Los tiempos cambian, sí, pero disiento de que esta lamentable falta de popularidad de los toreros actuales se deba a los nuevos usos y costumbres de nuestros conciudadanos. Antes al contrario, en esta época electrónica, pragmática y mediocre que vivimos, quien se juega la vida gallardamente vestido de fulgurantes alamares debería ser un valor esencial e indiscutido, con proyección galáctica, aunque solo fuera por su rareza. No. La decadencia en que ha caído la personalidad del torero es culpa del propio torero, que ignora la grandeza de su oficio; y ya viene de lejos.

La mayoría de los diestros actuales, menos mal, acuden a los cortijos y a las dehesas, con el fin de entrenarse y mantener en el tono debido la costumbre de estar ante la cara del toro. Pero cuando regresan a la ciudad (o allí mismo, fuera de la placita de tientas) vuelven a ser mancebos de botica en versión moderna. En tales condiciones, qué se va a esperar de ellos cuando salen a la plaza. Que te muelan a derechazos, y aún gracias.

El erial en que los toreros de esta hora han convertido el riquísimo repertorio de suertes que alumbró la tauromaquia no obedece a su falta de capacidad física o intelectual. La materia prima de que está hecha el torero de hoy es similar a la de los grandes diestros de la edad clásica del toreo, con la única diferencia de que está mejor provista de calorías y vitaminas. El erial en que los toreros de esta hora han convertido el riquísimo repertorio de la tauromaquia es consecuencia de su total ausencia de torería.
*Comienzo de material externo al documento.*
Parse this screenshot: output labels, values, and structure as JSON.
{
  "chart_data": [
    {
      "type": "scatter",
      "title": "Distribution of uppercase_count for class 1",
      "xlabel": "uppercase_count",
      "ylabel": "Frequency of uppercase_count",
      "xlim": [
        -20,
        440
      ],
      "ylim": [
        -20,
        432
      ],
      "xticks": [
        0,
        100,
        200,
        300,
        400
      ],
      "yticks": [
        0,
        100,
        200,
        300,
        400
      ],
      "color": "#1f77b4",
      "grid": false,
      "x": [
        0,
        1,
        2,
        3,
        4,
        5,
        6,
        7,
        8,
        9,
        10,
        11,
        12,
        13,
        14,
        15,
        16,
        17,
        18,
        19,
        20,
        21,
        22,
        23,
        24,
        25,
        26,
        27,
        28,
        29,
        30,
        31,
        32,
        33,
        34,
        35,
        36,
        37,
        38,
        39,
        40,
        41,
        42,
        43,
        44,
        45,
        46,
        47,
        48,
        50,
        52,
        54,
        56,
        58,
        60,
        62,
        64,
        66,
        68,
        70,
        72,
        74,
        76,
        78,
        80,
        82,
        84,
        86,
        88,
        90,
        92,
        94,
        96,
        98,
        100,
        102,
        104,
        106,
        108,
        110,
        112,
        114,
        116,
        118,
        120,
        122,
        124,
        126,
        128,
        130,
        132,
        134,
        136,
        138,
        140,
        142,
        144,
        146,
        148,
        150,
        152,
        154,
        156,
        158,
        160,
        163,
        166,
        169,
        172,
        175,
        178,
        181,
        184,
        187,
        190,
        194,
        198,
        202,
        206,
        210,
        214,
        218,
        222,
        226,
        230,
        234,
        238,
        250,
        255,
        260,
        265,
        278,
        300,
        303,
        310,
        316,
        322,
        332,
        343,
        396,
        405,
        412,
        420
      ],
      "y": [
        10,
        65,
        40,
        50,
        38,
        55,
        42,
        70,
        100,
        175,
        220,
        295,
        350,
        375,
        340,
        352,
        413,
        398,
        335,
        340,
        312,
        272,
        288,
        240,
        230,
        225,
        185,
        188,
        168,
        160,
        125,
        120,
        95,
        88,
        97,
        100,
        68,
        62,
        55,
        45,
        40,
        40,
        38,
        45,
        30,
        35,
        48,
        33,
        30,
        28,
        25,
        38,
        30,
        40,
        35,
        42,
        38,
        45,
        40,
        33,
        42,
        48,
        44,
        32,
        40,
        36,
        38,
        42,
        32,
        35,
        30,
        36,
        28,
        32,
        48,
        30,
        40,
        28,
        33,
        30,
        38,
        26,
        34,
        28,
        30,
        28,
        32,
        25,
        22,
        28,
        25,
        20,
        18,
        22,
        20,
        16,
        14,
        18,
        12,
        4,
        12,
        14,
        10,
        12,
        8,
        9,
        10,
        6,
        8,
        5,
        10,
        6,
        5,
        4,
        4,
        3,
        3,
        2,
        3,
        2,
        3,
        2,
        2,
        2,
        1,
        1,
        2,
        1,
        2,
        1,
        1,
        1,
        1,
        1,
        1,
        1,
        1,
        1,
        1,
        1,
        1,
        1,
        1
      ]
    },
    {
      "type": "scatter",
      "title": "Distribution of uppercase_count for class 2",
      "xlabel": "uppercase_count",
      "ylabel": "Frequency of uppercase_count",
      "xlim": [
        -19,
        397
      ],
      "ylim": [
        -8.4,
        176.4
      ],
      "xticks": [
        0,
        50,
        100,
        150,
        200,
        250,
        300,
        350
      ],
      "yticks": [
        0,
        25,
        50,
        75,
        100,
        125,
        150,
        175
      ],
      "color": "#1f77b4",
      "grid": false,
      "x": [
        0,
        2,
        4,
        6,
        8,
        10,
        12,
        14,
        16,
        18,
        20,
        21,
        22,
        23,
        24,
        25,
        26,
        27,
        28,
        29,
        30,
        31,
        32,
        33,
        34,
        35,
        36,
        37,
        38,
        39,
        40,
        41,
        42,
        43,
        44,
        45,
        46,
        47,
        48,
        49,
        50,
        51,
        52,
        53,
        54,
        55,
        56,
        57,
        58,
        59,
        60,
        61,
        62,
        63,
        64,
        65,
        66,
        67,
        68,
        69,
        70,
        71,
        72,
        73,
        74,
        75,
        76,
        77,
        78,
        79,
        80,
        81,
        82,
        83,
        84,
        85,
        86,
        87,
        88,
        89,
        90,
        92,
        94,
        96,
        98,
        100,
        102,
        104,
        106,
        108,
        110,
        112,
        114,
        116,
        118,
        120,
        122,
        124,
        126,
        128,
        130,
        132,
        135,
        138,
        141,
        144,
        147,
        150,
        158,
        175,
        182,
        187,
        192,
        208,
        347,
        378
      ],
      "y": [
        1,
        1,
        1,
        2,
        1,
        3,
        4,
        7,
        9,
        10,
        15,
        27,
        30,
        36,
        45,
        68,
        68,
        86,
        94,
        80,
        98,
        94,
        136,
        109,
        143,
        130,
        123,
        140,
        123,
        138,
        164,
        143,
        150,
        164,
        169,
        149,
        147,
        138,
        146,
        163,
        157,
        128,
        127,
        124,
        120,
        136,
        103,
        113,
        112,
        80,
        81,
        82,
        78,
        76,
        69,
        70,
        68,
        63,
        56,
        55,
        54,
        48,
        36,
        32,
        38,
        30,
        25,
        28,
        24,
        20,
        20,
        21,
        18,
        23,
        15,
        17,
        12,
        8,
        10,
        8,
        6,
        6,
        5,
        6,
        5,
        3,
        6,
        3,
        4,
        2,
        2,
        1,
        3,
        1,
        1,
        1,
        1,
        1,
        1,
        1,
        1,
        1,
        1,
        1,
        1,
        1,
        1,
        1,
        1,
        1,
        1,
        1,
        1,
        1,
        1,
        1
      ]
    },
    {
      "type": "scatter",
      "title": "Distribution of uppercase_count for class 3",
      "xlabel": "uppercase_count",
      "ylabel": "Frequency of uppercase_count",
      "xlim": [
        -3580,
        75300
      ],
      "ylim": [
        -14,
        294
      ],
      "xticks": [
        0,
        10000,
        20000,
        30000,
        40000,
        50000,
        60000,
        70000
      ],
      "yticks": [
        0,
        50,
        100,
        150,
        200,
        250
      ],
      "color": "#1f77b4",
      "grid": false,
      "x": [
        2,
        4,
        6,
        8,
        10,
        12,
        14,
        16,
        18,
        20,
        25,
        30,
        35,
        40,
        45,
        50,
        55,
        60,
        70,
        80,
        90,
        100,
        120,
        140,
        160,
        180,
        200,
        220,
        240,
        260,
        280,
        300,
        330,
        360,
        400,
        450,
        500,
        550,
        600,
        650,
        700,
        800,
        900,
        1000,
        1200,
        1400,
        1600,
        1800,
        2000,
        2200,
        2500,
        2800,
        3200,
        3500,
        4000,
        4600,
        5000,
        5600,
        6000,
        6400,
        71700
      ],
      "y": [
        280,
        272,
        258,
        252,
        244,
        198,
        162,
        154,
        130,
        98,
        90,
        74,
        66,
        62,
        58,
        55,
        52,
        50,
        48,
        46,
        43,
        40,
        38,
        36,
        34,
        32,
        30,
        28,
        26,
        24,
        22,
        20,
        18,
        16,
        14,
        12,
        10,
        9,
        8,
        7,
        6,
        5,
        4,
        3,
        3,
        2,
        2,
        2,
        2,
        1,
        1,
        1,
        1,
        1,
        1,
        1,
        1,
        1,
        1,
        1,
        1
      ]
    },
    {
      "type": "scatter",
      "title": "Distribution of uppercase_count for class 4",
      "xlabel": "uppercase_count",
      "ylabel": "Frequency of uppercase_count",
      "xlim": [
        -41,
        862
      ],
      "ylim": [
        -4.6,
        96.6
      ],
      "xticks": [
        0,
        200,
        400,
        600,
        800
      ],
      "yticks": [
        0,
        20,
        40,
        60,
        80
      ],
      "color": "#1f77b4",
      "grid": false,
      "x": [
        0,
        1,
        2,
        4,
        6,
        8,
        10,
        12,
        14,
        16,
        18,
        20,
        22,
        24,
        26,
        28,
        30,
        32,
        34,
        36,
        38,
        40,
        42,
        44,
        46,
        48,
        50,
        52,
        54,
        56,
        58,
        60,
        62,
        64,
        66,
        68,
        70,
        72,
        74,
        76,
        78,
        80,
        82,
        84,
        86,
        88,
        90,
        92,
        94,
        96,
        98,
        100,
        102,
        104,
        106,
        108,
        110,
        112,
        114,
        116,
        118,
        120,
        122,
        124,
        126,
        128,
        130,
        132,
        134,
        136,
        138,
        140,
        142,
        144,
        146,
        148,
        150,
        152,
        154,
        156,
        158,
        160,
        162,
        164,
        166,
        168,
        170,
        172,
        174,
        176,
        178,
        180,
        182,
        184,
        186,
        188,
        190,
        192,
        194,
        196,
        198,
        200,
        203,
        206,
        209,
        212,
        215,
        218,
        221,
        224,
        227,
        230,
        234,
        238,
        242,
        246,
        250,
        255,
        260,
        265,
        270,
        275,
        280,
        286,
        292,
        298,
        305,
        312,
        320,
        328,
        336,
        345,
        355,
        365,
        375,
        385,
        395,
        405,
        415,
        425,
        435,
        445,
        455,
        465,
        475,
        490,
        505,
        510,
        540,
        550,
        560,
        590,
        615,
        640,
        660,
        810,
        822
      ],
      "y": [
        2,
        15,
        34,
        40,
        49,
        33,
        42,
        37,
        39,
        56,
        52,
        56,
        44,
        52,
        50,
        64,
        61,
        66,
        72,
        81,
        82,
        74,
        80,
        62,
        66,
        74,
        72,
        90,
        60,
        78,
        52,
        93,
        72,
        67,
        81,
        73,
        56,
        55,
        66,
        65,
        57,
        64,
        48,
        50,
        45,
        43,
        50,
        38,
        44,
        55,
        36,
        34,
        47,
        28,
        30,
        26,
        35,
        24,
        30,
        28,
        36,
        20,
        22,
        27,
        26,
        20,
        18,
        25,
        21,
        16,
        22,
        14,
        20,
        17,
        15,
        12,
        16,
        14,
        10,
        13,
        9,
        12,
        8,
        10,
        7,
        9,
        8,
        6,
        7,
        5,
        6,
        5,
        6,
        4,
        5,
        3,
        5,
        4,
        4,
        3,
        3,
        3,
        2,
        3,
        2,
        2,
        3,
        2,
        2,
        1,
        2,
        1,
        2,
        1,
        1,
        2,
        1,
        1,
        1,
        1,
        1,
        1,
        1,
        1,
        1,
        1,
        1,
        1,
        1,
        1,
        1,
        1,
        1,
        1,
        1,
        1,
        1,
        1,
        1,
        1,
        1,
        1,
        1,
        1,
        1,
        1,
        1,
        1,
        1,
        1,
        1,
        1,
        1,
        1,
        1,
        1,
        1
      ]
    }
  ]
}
La admiración por el torero empezaba en la plaza. Si la habilidad histórica de los toreros consistiera en pegar derechazos, la fiesta no habría remontado sus balbuceos. Ocurrió que nació por virtud del toro y del hombre que le jugaba temeridades, y uno y otro fueron depurando, aquel su casta, este su alarde, hasta constituirse en espectáculo reglado donde se amalgamaban, en perfecta armonía ceremonial y técnica, júbilo y tragedia.

En el ejercicio ritual de la corrida, un espectáculo autóctono sin parigual, prevalecieron las suertes de mayor exposición y belleza, y la cimera de todas era la estocada. Es muy significativo que sea esta, precisamente, la que ha caído en mayor desuso. Ahora no se matan los toros en la suerte de recibir o volapié: se asesinan.

Qué bonito lo que describe Vidal que era la fiesta… a principios del XX, y qué puntual en cómo decayó a finales del mismo. En el prólogo, no se crean ustedes, habla también de otros culpables de esa crisis. Entre ellos los aficionados.

A quien de verdad gustaban los toros no puede hacer oídos sordos a que si acaso la mera cultura del no maltrato fuera insuficiente como argumento, las razones eminentemente taurinas hace mucho que desaparecieron: hoy abundan mugrero, chapucería y corrupción. Y las excepciones llamadas José Tomás son la confirmación de la regla.

José Tomás durante el último evento de tauromaquia en la plaza La Monumental de Barcelona, en 2011.
José Tomás durante el último evento de tauromaquia en la plaza La Monumental de Barcelona, en 2011.David Ramos (Getty Images)

Entiendo la nostalgia del libro de Carmelita Madrazo, a quien traté, y de Conchita Cintrón, a quien alguna vez saludé. Pero qué simbólica fue la demolición de El Progreso: incluso cuando este cayó no entendimos que más que piedras comenzaba la demolición de una tradición que por varias razones tenía que desaparecer, que teníamos que progresar. Y cuánto nos hemos tardado.